Pengambilan napas biasa dilakukan melalui mulut. Gaya bebas biasanya menjadi pilihan ketika ingin melaju dengan cepat ketika perenang berada di dalam air.

Selain itu gaya bebas juga secara umum dapat dilakukan oleh perenan pemula maupun profesional.

 

2. Gaya Renang Dada

Renang dengan gaya dada adalah salah satu pilihan yang cukup populer di kalangan para perenang. Gaya ini dilakukan dengan posisi tubuh serupa dengan posisi merangkak di permukaan air dengan kombinasi gerakan kaki dan tangan.

Posisi tubuh ini biasanya berada dalam keadaan tetap, sedangkan letak kaki dan tangan adalah berada di dalam air. Tangan akan digerakan seperti gerakambelah air. Untuk kaki digerakkan dengan cara menendang air.Sementara itu pada gaya dada, posisi kepala akan bergerak naik turun dari atas ke bawah pemukaan air secara bergantian. Kepala dan pandangan mata pada renang gaya ini dapat diarahkan ke depan.

Digunakan untuk gerakan rekreasi, renang gaya dada memungkinkan untuk posisi tubuh yang lebih stabil dengan kepala berada di atas permukaan air untuk jangka waktu yang lebih lama.

Hanya saja renang gaya dada merupakan salah satu gerakan renang yang dinilai paling lambat bila digunakan untuk kompetisi renang. Sehingga akan lebih baik jika gerakan ini dilakukan untuk sekedar hobi ataupun rekreasi.

Selain itu untuk pemula juga dianjurkan menggunakan gerakan ini karena cenderung lebih mudah.

 

3. Gaya Renang Kupu-Kupu

Gaya Renang Kupu kupu
Teknik Gaya Renang Kupu kupu

Salah satu pengembangan dari renang gaya dada adalah gaya renang kupu-kupu. Gerakan yang dilakukan pada gaya ini adalah gerakan kedua lengan yang dilakukan secara bersamaan dengan cara mengayuh ke depan.

Secara mendetail, diawali dengan kedua tangan yang membentang, lalu dilanjutkan dengan gerakan mengepak untuk bergerak maju ke arah depan. Gerakan ini mirip dengan gerakan dari sayap kupu-kupu.

Untuk posisi dada diarahkan dengan menghadap permukaan air ketika lengan ditekan ke arah bawah. Metode pernapasan yang dilakukan pada gerakan ini adalah udara yang dihembuskan dengan kuat dari mulut dan hidung sebelum kepala berada pada posisi muncul di atas air.

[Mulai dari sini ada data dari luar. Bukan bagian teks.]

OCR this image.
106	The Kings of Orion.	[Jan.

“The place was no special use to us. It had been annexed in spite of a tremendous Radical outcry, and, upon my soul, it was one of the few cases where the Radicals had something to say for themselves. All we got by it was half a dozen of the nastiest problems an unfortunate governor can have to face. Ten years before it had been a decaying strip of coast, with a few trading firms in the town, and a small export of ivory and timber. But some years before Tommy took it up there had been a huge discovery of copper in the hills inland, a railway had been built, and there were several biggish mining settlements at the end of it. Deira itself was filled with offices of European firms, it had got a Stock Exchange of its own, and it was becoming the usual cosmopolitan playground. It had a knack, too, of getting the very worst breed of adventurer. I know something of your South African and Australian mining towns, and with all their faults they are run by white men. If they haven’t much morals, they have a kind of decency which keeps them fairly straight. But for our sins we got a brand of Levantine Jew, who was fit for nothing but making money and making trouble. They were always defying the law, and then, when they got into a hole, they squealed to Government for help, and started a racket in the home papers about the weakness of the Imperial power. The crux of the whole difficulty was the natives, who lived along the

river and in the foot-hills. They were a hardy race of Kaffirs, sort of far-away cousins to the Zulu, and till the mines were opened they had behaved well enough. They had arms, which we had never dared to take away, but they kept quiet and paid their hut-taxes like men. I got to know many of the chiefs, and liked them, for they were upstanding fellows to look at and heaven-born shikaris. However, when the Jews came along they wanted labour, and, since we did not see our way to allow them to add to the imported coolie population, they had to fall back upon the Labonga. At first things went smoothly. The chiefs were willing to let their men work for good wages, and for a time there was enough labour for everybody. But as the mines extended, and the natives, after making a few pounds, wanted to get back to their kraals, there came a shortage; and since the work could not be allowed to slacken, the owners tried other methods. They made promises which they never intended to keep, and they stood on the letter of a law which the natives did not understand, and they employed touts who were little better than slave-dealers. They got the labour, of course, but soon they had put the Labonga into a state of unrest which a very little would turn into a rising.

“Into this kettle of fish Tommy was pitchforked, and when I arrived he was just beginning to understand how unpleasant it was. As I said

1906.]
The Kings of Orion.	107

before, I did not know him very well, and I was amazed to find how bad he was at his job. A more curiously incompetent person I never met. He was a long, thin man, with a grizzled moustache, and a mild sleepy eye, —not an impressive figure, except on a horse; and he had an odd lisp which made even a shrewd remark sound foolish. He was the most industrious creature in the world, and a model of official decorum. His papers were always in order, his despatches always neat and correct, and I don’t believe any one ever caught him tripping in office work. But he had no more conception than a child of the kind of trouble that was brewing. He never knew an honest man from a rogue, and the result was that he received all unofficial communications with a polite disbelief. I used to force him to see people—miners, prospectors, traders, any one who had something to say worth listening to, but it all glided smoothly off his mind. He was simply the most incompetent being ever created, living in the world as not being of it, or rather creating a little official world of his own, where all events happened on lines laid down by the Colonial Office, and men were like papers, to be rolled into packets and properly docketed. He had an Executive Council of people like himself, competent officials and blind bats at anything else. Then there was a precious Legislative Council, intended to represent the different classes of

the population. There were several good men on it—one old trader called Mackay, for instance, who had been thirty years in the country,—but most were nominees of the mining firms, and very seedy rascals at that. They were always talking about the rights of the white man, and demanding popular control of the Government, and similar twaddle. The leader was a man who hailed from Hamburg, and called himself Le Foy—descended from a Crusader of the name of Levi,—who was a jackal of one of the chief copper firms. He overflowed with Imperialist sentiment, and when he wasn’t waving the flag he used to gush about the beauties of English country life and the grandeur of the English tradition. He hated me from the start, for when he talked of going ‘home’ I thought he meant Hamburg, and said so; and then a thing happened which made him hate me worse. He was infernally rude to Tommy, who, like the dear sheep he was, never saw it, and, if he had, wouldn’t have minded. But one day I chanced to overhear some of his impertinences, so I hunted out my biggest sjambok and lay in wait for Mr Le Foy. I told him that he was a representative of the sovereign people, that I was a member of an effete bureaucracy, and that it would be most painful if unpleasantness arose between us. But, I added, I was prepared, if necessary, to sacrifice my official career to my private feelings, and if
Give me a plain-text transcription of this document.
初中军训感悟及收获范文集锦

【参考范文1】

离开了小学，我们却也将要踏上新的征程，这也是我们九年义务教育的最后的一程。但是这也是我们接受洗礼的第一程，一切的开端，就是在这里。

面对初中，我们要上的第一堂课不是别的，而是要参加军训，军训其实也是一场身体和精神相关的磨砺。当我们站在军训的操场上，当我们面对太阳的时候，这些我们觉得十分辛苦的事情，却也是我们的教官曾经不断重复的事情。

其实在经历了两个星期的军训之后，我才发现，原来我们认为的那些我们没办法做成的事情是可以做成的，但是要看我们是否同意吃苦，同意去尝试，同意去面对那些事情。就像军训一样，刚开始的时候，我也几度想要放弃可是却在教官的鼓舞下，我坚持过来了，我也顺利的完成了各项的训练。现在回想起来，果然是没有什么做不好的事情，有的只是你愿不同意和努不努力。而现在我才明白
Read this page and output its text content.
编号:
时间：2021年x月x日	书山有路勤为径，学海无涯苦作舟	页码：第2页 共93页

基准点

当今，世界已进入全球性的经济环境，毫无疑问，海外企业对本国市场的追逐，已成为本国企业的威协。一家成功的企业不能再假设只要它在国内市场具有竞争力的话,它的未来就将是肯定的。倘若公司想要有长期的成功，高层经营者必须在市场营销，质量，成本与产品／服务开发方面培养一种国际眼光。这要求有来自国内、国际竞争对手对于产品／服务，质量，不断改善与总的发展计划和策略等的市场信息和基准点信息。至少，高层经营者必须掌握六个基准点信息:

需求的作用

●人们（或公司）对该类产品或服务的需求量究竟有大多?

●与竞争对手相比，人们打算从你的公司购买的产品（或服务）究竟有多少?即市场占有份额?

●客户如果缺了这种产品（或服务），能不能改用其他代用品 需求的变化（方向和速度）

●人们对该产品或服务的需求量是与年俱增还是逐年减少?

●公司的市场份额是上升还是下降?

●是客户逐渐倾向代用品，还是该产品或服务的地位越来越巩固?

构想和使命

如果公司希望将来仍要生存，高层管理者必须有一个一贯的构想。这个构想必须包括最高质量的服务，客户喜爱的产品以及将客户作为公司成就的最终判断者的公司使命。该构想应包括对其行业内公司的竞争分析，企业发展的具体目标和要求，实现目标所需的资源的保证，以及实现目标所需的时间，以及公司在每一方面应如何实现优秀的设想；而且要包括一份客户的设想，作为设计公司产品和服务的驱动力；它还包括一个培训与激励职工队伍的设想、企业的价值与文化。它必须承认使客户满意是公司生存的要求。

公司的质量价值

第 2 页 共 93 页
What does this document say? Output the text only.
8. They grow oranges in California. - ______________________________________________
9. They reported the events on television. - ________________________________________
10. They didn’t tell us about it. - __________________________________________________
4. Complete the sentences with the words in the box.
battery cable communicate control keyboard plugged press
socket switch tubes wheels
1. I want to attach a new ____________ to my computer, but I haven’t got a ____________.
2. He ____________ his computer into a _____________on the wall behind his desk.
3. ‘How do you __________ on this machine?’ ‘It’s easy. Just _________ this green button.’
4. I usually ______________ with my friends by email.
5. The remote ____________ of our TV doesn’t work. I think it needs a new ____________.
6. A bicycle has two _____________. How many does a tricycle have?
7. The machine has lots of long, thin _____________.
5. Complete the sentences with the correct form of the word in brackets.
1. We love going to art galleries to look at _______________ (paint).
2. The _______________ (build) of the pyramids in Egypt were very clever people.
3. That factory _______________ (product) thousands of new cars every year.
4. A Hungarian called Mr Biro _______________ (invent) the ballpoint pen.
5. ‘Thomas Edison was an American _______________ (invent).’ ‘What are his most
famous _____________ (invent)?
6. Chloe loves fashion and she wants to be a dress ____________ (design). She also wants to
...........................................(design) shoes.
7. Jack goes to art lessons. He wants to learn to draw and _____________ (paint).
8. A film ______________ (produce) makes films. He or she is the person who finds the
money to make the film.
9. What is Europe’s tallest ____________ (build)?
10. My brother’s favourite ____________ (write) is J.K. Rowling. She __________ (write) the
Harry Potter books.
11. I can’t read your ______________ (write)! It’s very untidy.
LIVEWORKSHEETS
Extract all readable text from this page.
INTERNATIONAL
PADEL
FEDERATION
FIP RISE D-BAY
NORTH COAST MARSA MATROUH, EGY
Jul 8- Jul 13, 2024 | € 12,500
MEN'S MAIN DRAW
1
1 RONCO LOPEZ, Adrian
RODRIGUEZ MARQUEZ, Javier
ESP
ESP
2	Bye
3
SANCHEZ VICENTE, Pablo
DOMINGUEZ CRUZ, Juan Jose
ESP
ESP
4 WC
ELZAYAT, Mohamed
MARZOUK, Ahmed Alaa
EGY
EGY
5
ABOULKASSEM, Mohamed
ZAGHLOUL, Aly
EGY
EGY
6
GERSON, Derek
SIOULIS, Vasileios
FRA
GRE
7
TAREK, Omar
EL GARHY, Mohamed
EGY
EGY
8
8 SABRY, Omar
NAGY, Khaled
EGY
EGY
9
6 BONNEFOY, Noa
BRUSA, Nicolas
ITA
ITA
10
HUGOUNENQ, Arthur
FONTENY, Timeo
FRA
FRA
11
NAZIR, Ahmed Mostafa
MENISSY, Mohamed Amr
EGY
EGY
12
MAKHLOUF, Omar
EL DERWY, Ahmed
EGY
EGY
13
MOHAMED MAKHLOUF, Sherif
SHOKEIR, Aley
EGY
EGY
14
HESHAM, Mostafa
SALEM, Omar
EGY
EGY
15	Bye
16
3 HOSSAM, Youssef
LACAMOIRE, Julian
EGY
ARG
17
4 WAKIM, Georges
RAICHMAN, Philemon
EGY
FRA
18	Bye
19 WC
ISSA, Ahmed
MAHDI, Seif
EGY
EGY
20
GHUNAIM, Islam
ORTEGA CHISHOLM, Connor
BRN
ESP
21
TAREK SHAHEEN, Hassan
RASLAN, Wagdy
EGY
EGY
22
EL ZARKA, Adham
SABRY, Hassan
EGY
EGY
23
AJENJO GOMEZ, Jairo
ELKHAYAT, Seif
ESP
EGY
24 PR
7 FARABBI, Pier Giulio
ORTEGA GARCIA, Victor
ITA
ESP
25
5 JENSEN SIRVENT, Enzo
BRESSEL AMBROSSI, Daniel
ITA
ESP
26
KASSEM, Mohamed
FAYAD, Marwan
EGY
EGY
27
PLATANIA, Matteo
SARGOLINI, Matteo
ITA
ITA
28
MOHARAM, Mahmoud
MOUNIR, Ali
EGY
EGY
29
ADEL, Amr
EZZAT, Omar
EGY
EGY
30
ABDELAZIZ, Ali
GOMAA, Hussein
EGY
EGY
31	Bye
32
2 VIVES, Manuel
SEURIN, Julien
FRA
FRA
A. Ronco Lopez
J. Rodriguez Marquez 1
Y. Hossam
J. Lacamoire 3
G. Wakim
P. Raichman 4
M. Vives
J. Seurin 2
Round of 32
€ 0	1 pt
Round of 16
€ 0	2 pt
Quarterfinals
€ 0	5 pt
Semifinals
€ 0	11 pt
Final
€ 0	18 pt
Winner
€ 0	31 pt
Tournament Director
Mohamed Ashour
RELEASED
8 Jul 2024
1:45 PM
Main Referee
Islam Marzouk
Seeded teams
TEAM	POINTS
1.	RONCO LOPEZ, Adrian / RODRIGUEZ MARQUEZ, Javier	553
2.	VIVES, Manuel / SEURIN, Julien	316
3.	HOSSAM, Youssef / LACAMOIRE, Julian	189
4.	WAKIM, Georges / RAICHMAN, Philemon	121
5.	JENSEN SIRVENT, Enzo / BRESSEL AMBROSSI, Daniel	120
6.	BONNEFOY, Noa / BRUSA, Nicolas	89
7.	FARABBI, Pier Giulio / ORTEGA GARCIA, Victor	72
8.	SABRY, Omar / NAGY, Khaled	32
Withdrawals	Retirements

Sedakan menarik napas dilakukan melalui mulut saat kepala berada di atas permukaan air. Melakukan gerakan renang yang menyerupai gerakan sayak kupu-kupu ini membutuhkan tenanga yang besar dengan diiring koordinasi gerakan dan irama yang baik.

Bila dibandingkan dengan gaya renang lain, renang gaya kupu-kupu termasuk gerakan yang cukup sulit dipelajari.

 

4. Gaya Renang Katak

Gaya katak pada olahraga renang sebenarnya adalah nama lain dari renang gaya dada. Hal ini dikarenakan gerakan tubuh yang cenderung tetap atau stabil dengan kedua tangan yang bergerak seperti membelah air sama dengan gerakan hewan katak saat berada di kolam.

Selain itu pernapasan pada gaya renang katak juga dilakukan ketika mulut berada di atas permukaan air, sama seperti gerakan katak ketika berenang. Berbeda dengan renang gaya bebas, renang gaya katak memerlukan keadaan tubuh atau posisi badan yang selalu berada pada posisi tegap.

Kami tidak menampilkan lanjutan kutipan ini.